4. Safety of other Routes

AMSA Evaluation: Importance: 7, Uncertainty: 12, Sum: 19
Classification: Economics, Politics, Technology
World wide shipping routes pass through several bottlenecks. Many of which,
such as the Strait of Malacca, the Suez canal and the Panama canal, lie in potentially
very unstable regions. Hence, there are two distinct pressures on equatorial
shipping routes: i) routes get over-crowded and ii) threads by political conflicts,
piracy and terrorism [Bureau, 2007].
As of today, the amount of goods transported on the maritime shipping routes
increases every year [Association].

4.1 Increasing pressure on other routes – high piracy

Plausibility: 0.3
The bottlenecks of the marine shipping industry are congested and demand is
growing rapidly. To minimize accidents all large vessels intending to pass through
maritime bottlenecks are required to install expensive equipment for course control
and collision avoidance.
After a decline in piracy incidents in the middle of the first decade of the 21st
century (IMB CITATION HERE) terrorist discovered the hijacking of oil and gas
tankers as a strategy to exert pressure on the western world by threatening to
cause oil spills and gas explosions.
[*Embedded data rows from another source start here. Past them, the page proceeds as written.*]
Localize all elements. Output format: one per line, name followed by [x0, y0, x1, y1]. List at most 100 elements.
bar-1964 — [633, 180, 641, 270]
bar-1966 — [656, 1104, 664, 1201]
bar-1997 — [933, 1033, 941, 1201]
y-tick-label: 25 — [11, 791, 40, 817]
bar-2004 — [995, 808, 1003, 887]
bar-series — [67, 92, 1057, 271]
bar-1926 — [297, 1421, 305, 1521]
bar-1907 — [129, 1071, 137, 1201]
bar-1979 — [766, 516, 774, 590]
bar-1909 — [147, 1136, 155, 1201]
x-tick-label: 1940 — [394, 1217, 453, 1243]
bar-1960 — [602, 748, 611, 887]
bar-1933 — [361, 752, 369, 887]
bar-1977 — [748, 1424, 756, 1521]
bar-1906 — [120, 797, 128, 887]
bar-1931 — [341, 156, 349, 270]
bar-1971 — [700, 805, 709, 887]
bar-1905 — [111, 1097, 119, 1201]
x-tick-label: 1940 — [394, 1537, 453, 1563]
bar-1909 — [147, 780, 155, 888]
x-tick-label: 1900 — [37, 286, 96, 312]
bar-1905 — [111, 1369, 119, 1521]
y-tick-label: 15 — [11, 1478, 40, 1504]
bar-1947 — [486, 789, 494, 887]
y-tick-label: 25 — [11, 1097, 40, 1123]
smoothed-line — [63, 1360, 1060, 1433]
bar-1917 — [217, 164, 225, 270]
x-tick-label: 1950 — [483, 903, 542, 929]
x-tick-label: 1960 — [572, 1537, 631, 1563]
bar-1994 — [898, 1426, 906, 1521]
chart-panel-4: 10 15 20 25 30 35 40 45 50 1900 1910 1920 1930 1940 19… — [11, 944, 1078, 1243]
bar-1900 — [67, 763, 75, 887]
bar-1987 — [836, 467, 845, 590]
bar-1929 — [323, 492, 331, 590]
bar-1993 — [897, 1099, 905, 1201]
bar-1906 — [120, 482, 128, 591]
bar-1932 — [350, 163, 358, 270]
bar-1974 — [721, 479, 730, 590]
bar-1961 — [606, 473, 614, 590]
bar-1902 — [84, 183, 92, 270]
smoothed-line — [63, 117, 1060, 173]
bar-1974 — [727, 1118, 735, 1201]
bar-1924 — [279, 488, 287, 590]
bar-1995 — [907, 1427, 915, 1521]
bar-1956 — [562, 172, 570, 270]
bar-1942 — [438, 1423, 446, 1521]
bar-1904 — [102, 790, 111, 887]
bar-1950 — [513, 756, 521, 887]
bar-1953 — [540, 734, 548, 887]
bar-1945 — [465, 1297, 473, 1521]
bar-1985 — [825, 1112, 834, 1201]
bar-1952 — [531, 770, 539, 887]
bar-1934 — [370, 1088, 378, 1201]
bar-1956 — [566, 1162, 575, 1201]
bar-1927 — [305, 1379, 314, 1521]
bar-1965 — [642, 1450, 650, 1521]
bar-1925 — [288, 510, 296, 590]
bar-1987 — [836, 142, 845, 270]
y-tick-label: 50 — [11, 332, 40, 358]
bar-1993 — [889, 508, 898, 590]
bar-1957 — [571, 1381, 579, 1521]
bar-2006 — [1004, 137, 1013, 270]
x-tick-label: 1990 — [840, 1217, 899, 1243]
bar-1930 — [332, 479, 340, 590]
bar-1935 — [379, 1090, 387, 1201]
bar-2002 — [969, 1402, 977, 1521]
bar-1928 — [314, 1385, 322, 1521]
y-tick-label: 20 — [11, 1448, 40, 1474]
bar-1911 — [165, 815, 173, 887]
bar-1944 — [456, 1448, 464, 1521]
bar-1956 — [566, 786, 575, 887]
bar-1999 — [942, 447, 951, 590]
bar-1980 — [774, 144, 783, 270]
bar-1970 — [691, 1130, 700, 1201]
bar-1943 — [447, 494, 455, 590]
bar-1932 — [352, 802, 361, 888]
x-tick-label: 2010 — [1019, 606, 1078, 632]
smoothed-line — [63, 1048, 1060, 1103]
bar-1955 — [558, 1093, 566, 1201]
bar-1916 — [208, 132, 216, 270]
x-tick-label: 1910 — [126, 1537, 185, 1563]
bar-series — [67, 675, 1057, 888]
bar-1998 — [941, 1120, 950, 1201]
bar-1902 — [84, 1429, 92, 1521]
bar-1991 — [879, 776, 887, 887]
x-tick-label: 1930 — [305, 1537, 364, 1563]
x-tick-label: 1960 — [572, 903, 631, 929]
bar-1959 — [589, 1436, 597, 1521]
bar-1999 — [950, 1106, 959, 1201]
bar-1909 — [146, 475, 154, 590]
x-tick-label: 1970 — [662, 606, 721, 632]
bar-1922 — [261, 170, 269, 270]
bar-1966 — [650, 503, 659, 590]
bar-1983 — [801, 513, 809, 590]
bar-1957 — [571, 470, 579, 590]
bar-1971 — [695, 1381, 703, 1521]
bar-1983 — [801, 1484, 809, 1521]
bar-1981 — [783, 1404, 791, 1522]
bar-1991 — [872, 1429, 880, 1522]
It is increasingly expensive to guard or insure
ships against pirates attacks. Some countries look away while pirates operate in
their waters.

4.2 Stably increasing pressure

Plausibility: 0.4

The bottlenecks of the marine shipping industry are congested and demand is
growing, but can be planned for. To minimize accidents all large vessels intending
to pass through maritime bottlenecks are required to install expensive equipment
for course control and collision avoidance.

4.3 Stable demand

Plausibility: 0.3

The demand for marine shipping is stable, but not growing appreciably. This
might have several reasons: i) growing competition from very cheap air craft; ii)
low overall economic growth; or iii) regional conflicts.